Do you ever stumble across beautiful light in your work by accident?
No, it’s always very thought through. After we clean up the space [that we’re going to be working with] we take the exact measurements: from every beam, from every little step or jump. We measure it totally and then we build it in 3D, inserting the elements that need to be included. We work out how to light it from there to achieve the light we need.
Are there certain inspirations that you draw on from a lighting perspective?

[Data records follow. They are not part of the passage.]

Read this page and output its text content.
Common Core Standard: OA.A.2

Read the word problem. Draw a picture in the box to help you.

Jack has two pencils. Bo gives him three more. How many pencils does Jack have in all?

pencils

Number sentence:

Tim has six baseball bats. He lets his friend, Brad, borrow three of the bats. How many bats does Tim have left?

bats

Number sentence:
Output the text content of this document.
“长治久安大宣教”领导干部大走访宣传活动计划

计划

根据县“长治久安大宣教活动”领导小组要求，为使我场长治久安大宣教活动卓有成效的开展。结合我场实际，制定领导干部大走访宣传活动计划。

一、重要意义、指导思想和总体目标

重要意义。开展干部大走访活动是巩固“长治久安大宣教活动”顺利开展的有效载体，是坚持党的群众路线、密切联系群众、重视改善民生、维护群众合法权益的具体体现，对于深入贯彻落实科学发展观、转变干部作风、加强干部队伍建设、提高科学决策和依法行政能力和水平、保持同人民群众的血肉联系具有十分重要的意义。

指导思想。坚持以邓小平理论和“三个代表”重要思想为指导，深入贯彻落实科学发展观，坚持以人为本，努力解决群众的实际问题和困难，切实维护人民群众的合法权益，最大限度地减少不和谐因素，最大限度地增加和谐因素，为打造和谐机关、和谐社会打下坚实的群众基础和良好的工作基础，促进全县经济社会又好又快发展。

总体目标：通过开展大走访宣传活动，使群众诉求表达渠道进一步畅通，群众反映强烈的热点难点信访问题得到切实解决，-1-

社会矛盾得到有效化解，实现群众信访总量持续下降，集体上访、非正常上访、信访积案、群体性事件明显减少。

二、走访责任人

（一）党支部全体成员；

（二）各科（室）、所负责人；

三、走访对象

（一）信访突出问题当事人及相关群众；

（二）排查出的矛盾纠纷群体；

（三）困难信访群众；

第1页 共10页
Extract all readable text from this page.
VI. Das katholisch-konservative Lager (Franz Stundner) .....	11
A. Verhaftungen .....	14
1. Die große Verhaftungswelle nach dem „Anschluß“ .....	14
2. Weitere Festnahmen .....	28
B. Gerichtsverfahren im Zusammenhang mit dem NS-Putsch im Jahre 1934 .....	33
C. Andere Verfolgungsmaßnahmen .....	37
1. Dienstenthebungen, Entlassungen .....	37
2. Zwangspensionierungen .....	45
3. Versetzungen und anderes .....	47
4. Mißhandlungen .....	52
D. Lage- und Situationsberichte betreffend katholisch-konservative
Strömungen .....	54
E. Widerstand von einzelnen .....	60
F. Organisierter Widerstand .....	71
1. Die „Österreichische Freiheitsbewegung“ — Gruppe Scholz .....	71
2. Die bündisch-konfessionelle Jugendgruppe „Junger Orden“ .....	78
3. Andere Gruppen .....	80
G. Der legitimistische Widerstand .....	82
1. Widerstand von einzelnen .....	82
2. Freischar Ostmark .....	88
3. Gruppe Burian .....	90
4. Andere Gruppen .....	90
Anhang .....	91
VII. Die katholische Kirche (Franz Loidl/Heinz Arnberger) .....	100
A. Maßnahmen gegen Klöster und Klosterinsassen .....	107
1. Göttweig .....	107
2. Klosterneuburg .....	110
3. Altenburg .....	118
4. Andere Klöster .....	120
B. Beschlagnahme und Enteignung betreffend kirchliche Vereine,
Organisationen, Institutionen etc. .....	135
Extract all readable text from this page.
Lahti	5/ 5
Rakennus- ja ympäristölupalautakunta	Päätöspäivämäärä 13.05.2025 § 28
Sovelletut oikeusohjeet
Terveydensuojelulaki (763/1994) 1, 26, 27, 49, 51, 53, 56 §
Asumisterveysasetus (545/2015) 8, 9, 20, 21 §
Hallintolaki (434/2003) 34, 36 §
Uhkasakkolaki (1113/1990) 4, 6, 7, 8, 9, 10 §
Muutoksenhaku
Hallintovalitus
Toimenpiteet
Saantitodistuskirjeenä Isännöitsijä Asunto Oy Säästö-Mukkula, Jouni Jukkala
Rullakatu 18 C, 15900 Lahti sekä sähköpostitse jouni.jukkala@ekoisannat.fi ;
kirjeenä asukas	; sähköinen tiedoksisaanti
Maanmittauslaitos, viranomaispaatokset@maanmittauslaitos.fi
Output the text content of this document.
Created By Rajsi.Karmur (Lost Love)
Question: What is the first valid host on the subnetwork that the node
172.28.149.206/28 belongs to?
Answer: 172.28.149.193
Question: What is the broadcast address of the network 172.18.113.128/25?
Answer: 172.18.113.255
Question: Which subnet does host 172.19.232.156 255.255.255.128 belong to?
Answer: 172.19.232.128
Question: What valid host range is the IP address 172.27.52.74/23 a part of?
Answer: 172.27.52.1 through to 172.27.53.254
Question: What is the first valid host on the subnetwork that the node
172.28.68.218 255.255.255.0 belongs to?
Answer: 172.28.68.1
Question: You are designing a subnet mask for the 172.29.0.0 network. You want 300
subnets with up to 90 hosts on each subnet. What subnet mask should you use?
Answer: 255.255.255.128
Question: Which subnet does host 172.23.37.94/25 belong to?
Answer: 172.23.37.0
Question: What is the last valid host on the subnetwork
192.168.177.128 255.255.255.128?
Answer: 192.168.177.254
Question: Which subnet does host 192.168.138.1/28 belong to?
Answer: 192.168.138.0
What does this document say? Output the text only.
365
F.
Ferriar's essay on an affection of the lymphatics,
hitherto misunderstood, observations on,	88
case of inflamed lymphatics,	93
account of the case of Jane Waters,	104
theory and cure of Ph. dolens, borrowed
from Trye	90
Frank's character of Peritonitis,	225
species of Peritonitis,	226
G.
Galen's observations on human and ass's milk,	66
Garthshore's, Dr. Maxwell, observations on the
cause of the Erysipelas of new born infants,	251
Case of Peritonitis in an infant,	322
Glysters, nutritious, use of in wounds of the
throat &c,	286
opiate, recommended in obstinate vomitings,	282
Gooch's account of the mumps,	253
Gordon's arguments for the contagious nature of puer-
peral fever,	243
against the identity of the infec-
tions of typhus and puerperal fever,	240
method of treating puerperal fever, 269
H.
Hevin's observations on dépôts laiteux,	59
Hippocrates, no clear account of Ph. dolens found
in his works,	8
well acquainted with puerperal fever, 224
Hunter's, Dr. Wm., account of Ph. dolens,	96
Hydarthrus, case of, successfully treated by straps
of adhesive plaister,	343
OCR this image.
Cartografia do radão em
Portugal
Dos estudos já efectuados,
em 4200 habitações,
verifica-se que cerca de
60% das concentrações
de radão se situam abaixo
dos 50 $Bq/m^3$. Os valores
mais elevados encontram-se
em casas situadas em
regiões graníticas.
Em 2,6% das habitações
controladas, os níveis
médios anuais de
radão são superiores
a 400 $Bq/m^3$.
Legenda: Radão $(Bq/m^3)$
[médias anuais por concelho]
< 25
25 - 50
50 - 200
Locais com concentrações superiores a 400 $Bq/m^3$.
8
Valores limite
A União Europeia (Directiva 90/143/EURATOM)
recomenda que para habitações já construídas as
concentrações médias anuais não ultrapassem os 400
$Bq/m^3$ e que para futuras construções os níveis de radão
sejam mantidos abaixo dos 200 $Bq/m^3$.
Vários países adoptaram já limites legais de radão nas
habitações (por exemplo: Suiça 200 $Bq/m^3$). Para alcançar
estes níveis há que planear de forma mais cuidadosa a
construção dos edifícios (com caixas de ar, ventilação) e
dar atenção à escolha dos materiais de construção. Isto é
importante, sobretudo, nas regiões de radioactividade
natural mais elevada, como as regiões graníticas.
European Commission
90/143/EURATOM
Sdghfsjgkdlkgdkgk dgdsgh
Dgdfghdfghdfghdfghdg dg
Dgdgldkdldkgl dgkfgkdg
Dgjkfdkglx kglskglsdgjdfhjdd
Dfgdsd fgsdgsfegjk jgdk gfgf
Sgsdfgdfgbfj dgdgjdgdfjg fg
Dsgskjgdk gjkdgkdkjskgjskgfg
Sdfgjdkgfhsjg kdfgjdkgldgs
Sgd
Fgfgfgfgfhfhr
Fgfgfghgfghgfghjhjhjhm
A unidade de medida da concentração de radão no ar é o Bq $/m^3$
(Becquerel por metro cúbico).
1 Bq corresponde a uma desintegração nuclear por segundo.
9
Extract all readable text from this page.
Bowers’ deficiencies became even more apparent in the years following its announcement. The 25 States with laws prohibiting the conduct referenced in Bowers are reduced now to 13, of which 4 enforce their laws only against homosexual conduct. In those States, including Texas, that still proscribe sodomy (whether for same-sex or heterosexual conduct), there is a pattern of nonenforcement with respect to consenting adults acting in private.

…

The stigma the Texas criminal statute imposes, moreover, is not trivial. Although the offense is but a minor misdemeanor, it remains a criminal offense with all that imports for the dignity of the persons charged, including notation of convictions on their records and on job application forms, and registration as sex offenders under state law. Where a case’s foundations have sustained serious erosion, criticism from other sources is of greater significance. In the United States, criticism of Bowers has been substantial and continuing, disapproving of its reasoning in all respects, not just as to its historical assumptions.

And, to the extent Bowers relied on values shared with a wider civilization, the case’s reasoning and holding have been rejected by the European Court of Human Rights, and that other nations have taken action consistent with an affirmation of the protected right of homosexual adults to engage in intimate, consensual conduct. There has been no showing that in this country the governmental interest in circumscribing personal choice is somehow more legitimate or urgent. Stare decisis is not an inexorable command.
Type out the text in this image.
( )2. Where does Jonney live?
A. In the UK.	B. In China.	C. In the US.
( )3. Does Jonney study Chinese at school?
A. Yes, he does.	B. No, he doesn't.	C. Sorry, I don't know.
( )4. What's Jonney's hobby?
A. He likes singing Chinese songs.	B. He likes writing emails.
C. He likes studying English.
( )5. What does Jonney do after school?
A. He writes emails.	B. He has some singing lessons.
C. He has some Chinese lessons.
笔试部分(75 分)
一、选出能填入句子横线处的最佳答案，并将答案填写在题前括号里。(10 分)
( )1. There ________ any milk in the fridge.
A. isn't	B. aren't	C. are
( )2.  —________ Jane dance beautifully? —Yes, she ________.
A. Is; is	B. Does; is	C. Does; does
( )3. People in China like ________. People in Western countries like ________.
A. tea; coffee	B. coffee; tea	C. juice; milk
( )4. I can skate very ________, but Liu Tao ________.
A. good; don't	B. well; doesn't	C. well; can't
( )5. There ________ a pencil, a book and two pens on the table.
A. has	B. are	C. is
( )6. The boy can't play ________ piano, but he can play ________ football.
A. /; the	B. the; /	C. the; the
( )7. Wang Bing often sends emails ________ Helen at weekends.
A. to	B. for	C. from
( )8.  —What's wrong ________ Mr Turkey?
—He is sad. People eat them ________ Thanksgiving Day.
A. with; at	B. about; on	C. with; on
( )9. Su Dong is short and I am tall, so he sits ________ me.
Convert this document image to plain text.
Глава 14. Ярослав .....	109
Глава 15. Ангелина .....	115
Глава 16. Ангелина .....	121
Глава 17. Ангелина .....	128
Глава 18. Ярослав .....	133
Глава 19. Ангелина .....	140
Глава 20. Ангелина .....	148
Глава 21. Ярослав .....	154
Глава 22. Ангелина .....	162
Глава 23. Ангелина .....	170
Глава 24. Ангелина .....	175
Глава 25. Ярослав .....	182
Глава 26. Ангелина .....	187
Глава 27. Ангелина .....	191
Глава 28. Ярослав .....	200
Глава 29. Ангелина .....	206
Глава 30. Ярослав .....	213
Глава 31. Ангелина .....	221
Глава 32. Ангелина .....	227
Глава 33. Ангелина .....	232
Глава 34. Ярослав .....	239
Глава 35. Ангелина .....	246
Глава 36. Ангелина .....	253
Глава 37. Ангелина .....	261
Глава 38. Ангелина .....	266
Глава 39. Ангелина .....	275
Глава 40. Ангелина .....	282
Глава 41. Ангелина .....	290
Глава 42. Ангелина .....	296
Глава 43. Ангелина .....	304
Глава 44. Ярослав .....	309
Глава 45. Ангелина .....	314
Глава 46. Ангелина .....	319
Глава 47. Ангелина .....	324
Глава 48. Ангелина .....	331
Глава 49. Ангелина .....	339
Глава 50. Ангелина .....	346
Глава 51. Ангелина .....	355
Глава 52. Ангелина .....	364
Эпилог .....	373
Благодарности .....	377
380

Not so much in new architecture but certainly from artists. There are classics though, such as [Mexican architect] Luis Barragán. [He] thought about everything already; he was always integrating light from nature – the colours he worked with were often very different but we take inspiration and apply a more ‘Berlin palette’, perhaps.
Do you have a type of light that’s a personal favourite?
No, although I’m very much surprised by that. The most amazing light, of course, is in nature but you cannot imitate that. And I’m always surprised when I go to Italy and the light is so different. Everything changes, in the right light.